Applausi al festival di Berlino per docu di Peck che sfida Rosi agli Oscar
E ancora nel docu, molto applaudito alla prima stampa, le rivolte dei neri, i pestaggi della polizia e le morti eccellenti. Il regista ha utilizzato infatti gli appunti del libro di James in cui si affrontavano le morti di Medgar Evers, Malcolm X e Martin Luther King Jr.
Musica straordinaria (c’è anche un giovanissimo Bob Dylan che canta Only a Pawn in their Game), ritmo giusto delle sequenze, poca retorica e tanti personaggi, da Marlon Brando a Bob Kennedy fino ad Obama, per raccontare questa brutta storia, ancora aperta. Ovvero della violenza razziale degli anni ’60 ad oggi. E questo senza una tesi di fondo, senza soluzioni da proporre se non quella, appunto, che la storia stessa dell’America del futuro si lega molto al rapporto che questa nazione avrà con la sua comunità di colore. A fare da collante al tutto, la persona stessa di Baldwin, tramite video e immagini dello scrittore, e la lettura delle sue parole contenute nella lettera Remember This House. Tra i capitoli del documentario del regista e attivista politico haitiano Raul Peck, già presentato al festival di Toronto 2016, uno dal titolo ‘Selling the Negro‘, ovvero la cronaca dell’immagine dei neri sui media e al cinema (in genere rappresentato come fedele servitore di un bianco trionfante) e la lenta accettazione della loro cultura nel mainstream.

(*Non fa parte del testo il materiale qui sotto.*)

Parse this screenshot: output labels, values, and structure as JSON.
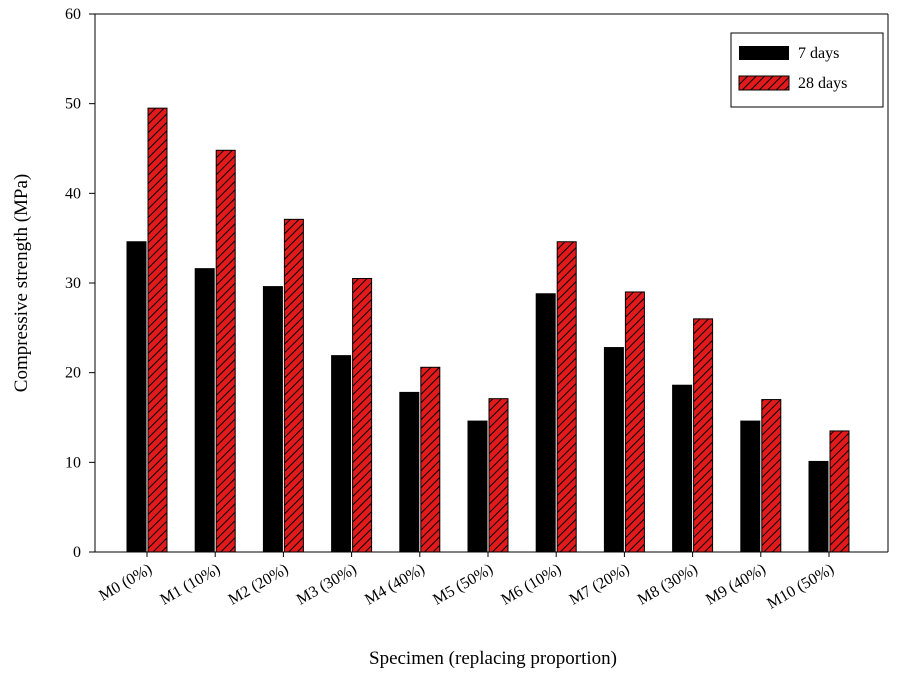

Tra le immagini del film compare anche, solo per pochi secondi, Donald Trump, ancora non presidente degli Stati Uniti, all’interno di una carrellata di personaggi, politici e non, che esprimono le loro scuse verso qualcosa che hanno detto riguardo al razzismo. Tra le frasi cult di questo documentario che potrebbe dar filo da torcere a Fuocoammare di Gianfranco Rosi, se non altro come simbolico ‘schiaffo’ di Hollywood a una neo presidenza non amata troppo dall’Academy, quella che dice a un certo punto lo stesso Baldwin: “Il negro non è affatto così docile come i bianchi americani vorrebbero che sia”.
Infine, frase cult piena di sfumature, lo stesso titolo, Io non sono il tuo negro: un’affermazione che è anche una non troppo velata minaccia.